When the optical switch is not pressed, the stem pole is not down and the IR light can go through the switch and to the phototransistor.
When the optical switch is pressed, the stem pole is down and the IR light path to the phototransistor is blocked.

Those 3 components can be easily purchased:

  • IR LED Everlight LKIR30102C-A02 (C390032 reference at JLCPCB or LCSC)
  • Phototransistor Everlight LKPT30102B-A01 (C390033 reference at JLCPCB or LCSC)
  • Just Google for the switches :wink:

The nice thing about the IR led and phototransistor references given before is that you can make a full soldered PCB with them at JLCPCB, and this is what I did.

Simulations:

Wanted to check the theorical working of the technology so played a bit with LTSpice simulator.
A phototransistor is just a NPN transistor with its base exposed to light, as there are no way to simulate a phototransistor in Spice I just used a NPN transistor as a replacement.
When there is a good amount of current to the base of the NPN, this would simulate the IR light that goes to the base of the phototransistor.
Came with a schematic that work in theory.

IR led on:

IR led off:

Came out with 470Ohms resistor for the IR led and 10KOhms resistor for the phototransistor.
Let’s see if it will work in practice and if we can do better.

Experimentation:

Breadboarded everything with a Teensy 3.2, a 3.3V device.
One of the IO pins is configured as output and drives the IR led through its 470Ohms resistor to limit current.
Another IO pin is configured as input, current is limited by a 10KOhms resistor.
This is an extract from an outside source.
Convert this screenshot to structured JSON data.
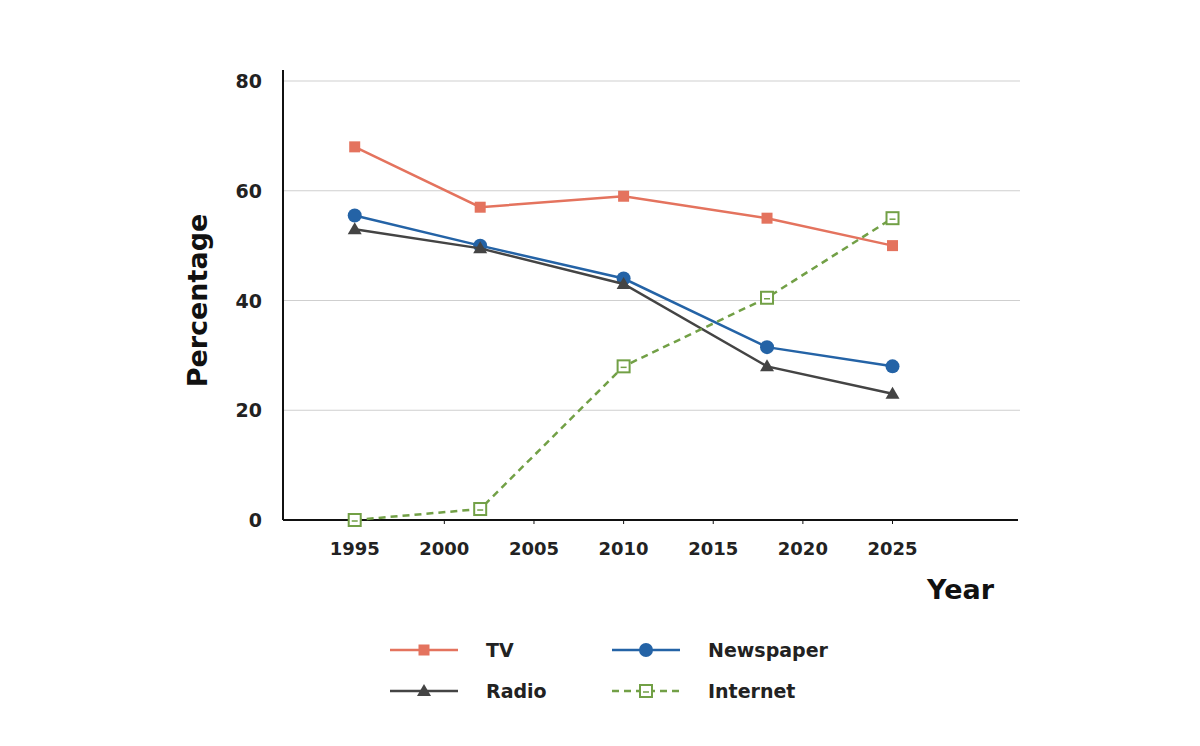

If sufficient light flow through the base of the PT (phototransistor) then this IO pin will register a low input, high otherwise.

Checked before that IR led forward voltage was indeed 1.2V(using a multimeter), very important to know to compute the amount of current given the resistance.

And it works!

Let’s see the current needed for the IR led and the PT.
IR led: A = (3.3V-1.2V) / 470 Ohms = ~4.5mA.
PT: A = ~3.3V / 10000Ohms = ~0.3mA

We are not too worried about the current driven by the PT, but more by the IR led.

Can we do better?

After some trials and errors I came with better resistor values that uses less current and still works.
IR led: A = (3.3V-1.2V) / 2200 Ohms = ~1mA
PT: A = ~3.3V / 47000 Ohms = ~70uA

With a 2.2K resistor for the IR led and 47K resistor for the PT current is much lower.
So much lower that we could think of driving several IR leds with just an IO pin :slight_smile:

If you want to experiment yourself with an ATMega MCU, keep in mind that it is 5V and the resistors values are calculated for a 3.3V MCU.
This is the current that is important, so just compute the new resistances based on the currents I obtained in the results (~1mA for IR led and ~70 uA for PT).

This is all for now folks !

10 Likes

I appreciate you documenting and sharing your research, its really interesting! I can’t tell from the pictures, how are the switches fixed to the PCB? No pins to solder it to the PCB is whats confusing me.

1 Like

I think all optical-switch keyboards are hotswappable, the plate will hold the switches.

2 Likes

Exactly that.

1 Like

Aha, I thought that might be the case.